Девушки на Волге. 1915. Холст, масло. ГТГ
Как было ясно уже из перечня его работ, творческие импульсы Петрова-Водкина середины — второй половины десятых годов — времени Мировой войны — были разнообразны, разноплановы и даже разнонаправлены. В одной группе работ он шел к созданию гармонии, к закреплению в живописи ощущения высшей закономерности жизненных явлений. В другой — через динамичность решений — к воплощению драматизма. Но и в границах одной линии художник постоянно расширял диапазон, казалось бы, уже найденных решений, искал и находил новые образные ценности.
Так, снова обратившись в 1915 году к теме матери-крестьянки, он создал удивительно поэтичный и полнокровный образ юной матери, открывающий череду близких ему женских образов двадцатых годов. Исследование Е. Водоноса[131] ставит под сомнение авторскую датировку картины. Историк основывается на факте кардинальной переработки композиции: первоначально фигура была написана на фоне пейзажа, интерьер написан поверх пейзажа, являющегося продолжением видимого через окно. Убедительно выглядит версия о том, что был переписан и переосмыслен и сам образ женщины. Она так близка по характеру к женским типам двадцатых годов: «Девушка в красной косынке» (1925), персонаж картины «У самовара» (1926). «Говорящей деталью» воспринимается пустая божница с заткнутой в нее бумажкой… Приводятся и другие доводы в пользу тезиса об отнесении окончательного варианта картины ко второй половине 1920-х годов, включая и факт ее первого появления на выставке лишь в 1936 году. Загадка заключается в том, что, выставив переписанное полотно на персональной выставке, автор сохранил первоначальную дату, игнорировать которую полностью мы все-таки не можем.

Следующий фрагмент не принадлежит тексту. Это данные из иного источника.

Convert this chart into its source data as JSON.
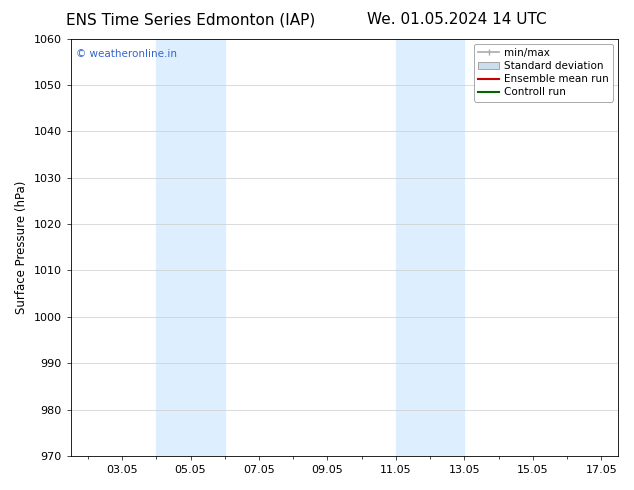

«На рубежах искусства» и жизни
Мировую войну, ее испытания и бедствия Петров-Водкин переживал глубоко и сложно. После первоначального патриотического подъема, который он разделял с очень многими современниками, художник пришел к иным оценкам. Теперь он ясно видел ее трагизм, античеловеческую жестокость, ощущал как гибельную стихию. Об этом свидетельствуют его наброски, композиционные эскизы тех лет, передающие тревожность и катастрофичность восприятия окружающего. Не случайны слова, сказанные им по поводу «Купания красного коня» в момент начала войны и др. Однако вместе с очень широкими кругами тогдашней интеллигенции он воспринимал жертвы, принесенные на полях сражений, как проявление духа народности, патриотизма и благочестия. «И воистину светло и свято / Дело величавое войны. / Серафимы, ясны и крылаты, / За плечами воинов видны», — писал Николай Гумилев[132].

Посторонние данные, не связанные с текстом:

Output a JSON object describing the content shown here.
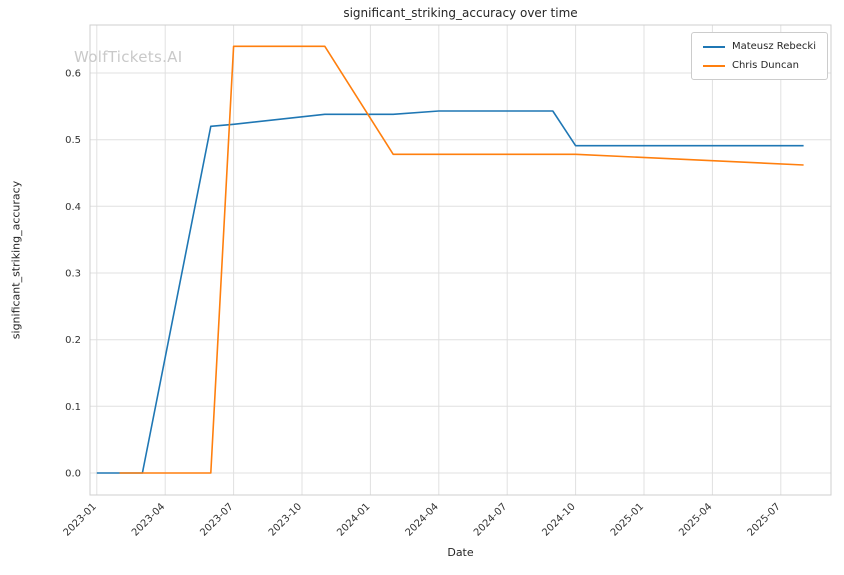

Подобными настроениями оказалось проникнуто полотно Петрова-Водкина «На линии огня». Эта картина писалась в 1915–1916 годах, на выставке появилась в начале 1917-го, когда отношение к войне в обществе уже резко изменилось и было уже стойко негативным. Вполне допустимо, что уверенность в общей идее уже покидала к этому времени и самого художника. Но его продолжали притягивать к работе те психологические и композиционные задачи, которые он перед собой поставил и над которыми усердно работал в течение долгого времени. Картина эта в творчестве Петрова-Водкина оказалась своеобразной репетицией других полотен на тему гибели в бою.
К достоинствам этого спорного с самого момента его появления и, надо признать, в целом неудачного произведения можно отнести умелое разворачивание сцены атаки на фоне зеленой долины — окруженность солдатских цепей пространством, смелость художника в изображении грубых, однообразно аффектированных лиц солдат, написанных трезво и реалистично, без какой бы то ни было идеализации. Сложнее с фигурой юного прапорщика, изображенного в самый момент его гибели. Нельзя не отдать должное художнику в умении передать психологию экстремального состояния: человек осознает, что смертельно ранен — в его лице и движениях удивление, страдание, очищенность от мелкого, земного. Он как будто парит, готовый в следующий момент рухнуть… или вознестись. Этот оттенок жертвенной святости придает в целом сурово реалистическому полотну противоречивость. Картина, как мы знаем, была горячо принята частью публики и так же горячо отвергалась другой. Известна восторженная реакция Л. Андреева: «По чистосердечной простоте изображения, по силе экстаза, по мастерству рисунка — я не помню другого образа „святой смерти“, который можно было бы поставить в один ряд с этим»[133].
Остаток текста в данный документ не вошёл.